We welcome case-based analytical contributions that deal with one of the following three thematic areas. Particular attention will be paid to establishing references to, or critical revisions of development theories such as world system theory, dependency theory, decolonial approaches, and research on value chains and/or experiences and perspectives from the Global South.
- Mechanisms of norm diffusion and materialisation/structuring of the Imperial Mode of Living: What are the central norms that constitute the Imperial Mode of Living? How do these norms spread both spatially and across different scales? How are these norms anchored in political or economic structures as well as cultural arrangements and how do they thus shape future actions?
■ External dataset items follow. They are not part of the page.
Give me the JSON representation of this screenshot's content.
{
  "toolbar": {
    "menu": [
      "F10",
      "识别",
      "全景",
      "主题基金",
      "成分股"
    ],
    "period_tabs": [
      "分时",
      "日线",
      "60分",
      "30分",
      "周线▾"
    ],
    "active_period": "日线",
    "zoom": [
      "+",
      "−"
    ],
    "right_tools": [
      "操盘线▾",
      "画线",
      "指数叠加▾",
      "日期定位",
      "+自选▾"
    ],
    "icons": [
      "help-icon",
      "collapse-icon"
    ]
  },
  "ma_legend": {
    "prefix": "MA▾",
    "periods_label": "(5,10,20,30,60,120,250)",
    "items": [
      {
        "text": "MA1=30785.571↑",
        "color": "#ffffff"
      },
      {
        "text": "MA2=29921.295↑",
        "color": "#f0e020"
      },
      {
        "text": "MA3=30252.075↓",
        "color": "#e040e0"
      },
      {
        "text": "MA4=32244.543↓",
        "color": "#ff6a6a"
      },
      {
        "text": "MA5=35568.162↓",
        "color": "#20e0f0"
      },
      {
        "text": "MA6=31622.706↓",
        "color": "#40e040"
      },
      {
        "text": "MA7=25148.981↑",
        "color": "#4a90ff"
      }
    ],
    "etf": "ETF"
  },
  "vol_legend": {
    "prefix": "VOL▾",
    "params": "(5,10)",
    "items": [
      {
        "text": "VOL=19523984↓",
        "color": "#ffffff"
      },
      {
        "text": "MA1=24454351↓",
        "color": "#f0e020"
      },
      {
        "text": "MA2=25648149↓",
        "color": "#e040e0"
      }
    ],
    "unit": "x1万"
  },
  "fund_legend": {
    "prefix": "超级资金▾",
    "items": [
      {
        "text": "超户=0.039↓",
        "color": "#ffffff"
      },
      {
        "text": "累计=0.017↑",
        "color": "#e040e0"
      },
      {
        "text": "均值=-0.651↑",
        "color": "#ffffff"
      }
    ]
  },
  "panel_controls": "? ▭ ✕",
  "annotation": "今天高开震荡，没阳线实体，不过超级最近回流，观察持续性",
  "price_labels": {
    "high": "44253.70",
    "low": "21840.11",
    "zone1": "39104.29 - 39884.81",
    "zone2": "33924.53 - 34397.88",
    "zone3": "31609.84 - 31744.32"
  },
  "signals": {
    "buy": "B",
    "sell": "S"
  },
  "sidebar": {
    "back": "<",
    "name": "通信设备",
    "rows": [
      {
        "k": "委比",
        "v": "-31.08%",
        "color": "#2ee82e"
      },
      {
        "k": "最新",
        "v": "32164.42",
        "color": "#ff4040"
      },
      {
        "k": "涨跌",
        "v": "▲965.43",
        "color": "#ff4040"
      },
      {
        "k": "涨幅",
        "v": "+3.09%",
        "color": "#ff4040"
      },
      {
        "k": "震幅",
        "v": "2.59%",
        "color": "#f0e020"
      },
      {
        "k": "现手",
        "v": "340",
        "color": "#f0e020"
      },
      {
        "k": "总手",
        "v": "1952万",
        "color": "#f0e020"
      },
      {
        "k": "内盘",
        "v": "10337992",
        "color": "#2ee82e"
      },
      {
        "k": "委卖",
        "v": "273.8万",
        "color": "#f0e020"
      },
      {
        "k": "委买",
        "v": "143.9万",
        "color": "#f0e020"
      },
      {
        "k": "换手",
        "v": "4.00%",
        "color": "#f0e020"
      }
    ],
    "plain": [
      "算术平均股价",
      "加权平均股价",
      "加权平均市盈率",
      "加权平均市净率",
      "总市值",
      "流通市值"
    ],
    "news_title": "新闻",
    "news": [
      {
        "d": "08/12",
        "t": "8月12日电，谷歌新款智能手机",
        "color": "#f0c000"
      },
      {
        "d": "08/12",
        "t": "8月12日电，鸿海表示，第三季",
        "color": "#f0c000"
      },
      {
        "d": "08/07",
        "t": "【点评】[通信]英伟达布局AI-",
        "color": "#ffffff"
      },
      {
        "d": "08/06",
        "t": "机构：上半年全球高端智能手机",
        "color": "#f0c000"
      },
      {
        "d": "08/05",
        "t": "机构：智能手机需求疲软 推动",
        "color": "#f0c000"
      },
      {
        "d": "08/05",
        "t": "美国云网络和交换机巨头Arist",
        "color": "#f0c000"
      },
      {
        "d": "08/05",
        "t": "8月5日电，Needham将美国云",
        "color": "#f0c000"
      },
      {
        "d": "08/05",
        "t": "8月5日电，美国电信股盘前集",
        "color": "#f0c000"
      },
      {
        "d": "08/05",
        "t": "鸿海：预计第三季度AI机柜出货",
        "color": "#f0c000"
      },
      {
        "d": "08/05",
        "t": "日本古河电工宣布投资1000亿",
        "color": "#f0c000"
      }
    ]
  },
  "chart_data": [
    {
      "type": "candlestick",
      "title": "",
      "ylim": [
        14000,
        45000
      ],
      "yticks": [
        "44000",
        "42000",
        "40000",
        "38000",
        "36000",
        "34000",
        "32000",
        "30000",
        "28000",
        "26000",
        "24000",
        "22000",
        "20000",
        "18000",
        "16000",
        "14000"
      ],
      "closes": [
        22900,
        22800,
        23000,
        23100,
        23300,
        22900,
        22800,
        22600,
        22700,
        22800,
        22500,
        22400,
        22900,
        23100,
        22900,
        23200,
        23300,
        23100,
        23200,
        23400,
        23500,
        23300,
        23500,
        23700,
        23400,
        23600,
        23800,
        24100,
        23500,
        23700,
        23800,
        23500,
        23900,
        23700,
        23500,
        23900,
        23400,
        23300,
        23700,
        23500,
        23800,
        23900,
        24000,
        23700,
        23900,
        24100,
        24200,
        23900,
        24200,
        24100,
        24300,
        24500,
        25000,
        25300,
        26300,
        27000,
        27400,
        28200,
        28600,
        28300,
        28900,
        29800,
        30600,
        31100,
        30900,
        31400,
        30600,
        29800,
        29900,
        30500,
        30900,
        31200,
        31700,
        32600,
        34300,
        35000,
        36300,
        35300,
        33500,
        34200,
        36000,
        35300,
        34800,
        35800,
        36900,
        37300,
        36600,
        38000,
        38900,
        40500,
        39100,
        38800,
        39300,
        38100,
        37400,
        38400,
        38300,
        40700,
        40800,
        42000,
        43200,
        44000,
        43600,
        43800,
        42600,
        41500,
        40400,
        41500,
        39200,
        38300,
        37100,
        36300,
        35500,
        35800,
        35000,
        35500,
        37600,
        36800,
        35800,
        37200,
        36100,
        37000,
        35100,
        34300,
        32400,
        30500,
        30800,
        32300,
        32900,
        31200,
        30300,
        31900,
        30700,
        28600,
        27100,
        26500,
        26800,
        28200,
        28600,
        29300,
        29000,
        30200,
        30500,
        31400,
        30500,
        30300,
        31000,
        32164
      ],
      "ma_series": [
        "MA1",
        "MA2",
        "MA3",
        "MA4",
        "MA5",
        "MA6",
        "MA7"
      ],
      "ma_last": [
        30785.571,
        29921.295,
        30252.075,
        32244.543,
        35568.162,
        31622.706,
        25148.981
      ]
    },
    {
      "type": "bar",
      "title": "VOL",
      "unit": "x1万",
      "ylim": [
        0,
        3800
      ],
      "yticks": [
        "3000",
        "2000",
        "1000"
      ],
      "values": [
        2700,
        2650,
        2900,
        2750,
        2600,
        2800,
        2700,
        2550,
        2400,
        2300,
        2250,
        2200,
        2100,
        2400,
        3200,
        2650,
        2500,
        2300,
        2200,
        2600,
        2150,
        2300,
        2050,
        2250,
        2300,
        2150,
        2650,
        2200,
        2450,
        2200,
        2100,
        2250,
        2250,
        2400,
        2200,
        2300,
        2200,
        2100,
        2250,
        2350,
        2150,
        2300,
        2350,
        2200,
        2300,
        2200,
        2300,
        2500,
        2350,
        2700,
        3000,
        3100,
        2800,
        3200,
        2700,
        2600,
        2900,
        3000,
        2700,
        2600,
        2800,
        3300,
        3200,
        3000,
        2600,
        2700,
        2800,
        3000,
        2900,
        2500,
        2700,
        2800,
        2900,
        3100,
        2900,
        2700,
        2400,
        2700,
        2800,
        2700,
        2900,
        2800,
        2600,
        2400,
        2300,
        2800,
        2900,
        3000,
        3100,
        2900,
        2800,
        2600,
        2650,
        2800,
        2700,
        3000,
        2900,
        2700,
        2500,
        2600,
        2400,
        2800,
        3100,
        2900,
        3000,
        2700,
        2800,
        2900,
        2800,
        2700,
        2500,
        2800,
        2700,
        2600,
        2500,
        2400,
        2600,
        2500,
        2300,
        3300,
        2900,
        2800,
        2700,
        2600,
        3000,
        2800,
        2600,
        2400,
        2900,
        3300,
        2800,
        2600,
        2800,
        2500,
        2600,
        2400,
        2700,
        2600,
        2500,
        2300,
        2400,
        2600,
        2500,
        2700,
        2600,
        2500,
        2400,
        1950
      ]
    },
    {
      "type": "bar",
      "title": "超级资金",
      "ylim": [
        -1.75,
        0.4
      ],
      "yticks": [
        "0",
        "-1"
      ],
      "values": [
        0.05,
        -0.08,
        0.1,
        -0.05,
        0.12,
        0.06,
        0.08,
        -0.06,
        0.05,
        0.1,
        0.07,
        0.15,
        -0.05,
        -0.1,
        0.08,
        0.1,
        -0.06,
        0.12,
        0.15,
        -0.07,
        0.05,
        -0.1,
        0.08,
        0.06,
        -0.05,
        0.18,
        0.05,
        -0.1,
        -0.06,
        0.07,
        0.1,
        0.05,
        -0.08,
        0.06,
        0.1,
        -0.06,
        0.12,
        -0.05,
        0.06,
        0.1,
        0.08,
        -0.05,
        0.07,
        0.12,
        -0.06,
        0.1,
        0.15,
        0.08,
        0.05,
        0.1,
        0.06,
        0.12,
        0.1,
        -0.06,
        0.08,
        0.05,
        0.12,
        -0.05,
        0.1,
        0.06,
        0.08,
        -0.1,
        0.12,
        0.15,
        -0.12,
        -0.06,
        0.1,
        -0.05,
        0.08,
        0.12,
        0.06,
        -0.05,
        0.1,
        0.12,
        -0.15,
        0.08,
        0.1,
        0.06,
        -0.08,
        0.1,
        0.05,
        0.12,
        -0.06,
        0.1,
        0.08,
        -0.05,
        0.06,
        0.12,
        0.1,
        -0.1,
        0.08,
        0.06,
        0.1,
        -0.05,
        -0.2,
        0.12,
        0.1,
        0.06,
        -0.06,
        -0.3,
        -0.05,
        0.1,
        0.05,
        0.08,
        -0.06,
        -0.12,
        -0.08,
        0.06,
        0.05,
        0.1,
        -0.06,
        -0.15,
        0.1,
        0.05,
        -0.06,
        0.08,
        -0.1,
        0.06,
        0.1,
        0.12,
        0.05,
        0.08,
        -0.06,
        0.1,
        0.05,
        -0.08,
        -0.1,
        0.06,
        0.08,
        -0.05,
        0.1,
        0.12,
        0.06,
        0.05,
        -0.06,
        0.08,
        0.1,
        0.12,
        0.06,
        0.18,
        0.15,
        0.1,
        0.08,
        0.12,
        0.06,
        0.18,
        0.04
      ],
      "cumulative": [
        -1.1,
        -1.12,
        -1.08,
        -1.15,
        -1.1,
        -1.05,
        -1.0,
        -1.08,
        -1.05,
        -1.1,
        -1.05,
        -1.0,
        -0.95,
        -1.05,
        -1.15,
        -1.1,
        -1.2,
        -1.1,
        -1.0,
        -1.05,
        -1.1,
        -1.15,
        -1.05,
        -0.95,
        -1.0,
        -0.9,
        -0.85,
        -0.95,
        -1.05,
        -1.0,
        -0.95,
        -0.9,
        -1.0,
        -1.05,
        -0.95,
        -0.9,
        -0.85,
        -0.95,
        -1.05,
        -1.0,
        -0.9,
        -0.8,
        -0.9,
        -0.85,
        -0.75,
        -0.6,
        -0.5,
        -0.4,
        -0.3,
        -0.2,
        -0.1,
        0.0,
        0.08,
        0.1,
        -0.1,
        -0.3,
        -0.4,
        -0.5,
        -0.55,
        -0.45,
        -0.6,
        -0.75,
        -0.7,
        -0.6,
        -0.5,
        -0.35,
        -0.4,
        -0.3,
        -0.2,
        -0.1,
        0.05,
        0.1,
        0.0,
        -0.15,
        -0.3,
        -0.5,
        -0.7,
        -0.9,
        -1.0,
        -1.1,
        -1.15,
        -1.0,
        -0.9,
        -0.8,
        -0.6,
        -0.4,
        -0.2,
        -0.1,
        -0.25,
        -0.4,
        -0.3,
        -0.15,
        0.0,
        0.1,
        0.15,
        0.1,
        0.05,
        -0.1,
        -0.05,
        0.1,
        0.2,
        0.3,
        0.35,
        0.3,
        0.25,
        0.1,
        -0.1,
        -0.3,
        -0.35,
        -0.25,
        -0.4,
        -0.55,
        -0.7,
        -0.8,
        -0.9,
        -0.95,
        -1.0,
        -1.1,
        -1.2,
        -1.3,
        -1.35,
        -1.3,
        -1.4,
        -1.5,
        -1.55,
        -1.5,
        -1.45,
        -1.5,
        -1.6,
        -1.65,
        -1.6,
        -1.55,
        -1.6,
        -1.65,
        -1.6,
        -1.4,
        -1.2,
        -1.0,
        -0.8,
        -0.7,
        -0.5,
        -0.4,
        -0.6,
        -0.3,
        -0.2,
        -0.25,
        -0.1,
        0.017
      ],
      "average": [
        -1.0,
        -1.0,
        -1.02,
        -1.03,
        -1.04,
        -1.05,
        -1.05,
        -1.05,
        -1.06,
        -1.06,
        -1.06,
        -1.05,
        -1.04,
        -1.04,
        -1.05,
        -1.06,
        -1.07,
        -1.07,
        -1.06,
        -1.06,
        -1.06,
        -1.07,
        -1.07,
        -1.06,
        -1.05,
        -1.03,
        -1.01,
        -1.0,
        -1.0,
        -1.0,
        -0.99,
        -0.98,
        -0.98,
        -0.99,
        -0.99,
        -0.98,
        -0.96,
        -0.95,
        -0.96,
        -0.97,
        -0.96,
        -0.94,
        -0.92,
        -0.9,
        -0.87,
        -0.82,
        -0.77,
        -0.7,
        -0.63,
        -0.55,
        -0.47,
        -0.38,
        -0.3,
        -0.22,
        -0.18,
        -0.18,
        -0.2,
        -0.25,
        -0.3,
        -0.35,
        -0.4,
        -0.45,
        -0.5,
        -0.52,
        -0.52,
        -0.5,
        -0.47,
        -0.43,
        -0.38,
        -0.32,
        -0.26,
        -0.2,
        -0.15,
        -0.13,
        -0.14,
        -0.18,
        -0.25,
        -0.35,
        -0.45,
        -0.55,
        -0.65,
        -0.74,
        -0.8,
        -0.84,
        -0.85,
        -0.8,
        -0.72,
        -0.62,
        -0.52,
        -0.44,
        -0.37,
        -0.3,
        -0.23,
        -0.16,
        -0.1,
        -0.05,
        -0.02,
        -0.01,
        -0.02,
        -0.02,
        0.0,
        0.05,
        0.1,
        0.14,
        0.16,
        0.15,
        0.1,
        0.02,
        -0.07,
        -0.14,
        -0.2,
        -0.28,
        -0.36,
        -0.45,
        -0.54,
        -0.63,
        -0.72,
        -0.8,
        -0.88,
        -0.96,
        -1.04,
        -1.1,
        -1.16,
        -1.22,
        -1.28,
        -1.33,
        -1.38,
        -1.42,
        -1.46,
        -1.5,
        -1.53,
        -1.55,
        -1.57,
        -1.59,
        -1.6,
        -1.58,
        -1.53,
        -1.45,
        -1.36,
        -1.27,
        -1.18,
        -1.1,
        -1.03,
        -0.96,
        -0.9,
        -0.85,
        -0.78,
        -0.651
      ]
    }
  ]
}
What counter-mechanisms and counter-tendencies oppose this diffusion.
- Mechanisms of subjectivation: How is the internalisation of the norms of the Imperial Mode of Living reflected in everyday common sense? How are these norms reproduced in everyday actions and how do they shape social routines and interactions in the Global North and Global South on an individual level? What contradictions and opposing patterns of subjectivation and constitution of the daily routine are opposed to these mechanisms?
- Resistance: At what points does resistance against the Imperial Mode of Living become visible? What is this resistance directed against and what measures are taken to push back the Imperial Mode of Living? What other social struggles is this resistance related to?
Guidelines: Authors who wish to contribute to the special issue are invited to send an abstract (maximum 300 words) including the title, authors and institutional affiliation to IML-JEP.email@example.com by August 15th, 2020. In addition to standard scientific contributions, essays are also accepted. By September 15th, it will be announced which contributions will be published in the special issue. After positive feedback, the complete article must be submitted by January 15th 2021 in a maximum length of 40,000 (scientific contribution) or 15,000-20,000 (essay) characters. Submissions can be made in both German and English. The special issue of the Austrian Journal of Development Studies is expected to be published in autumn 2021.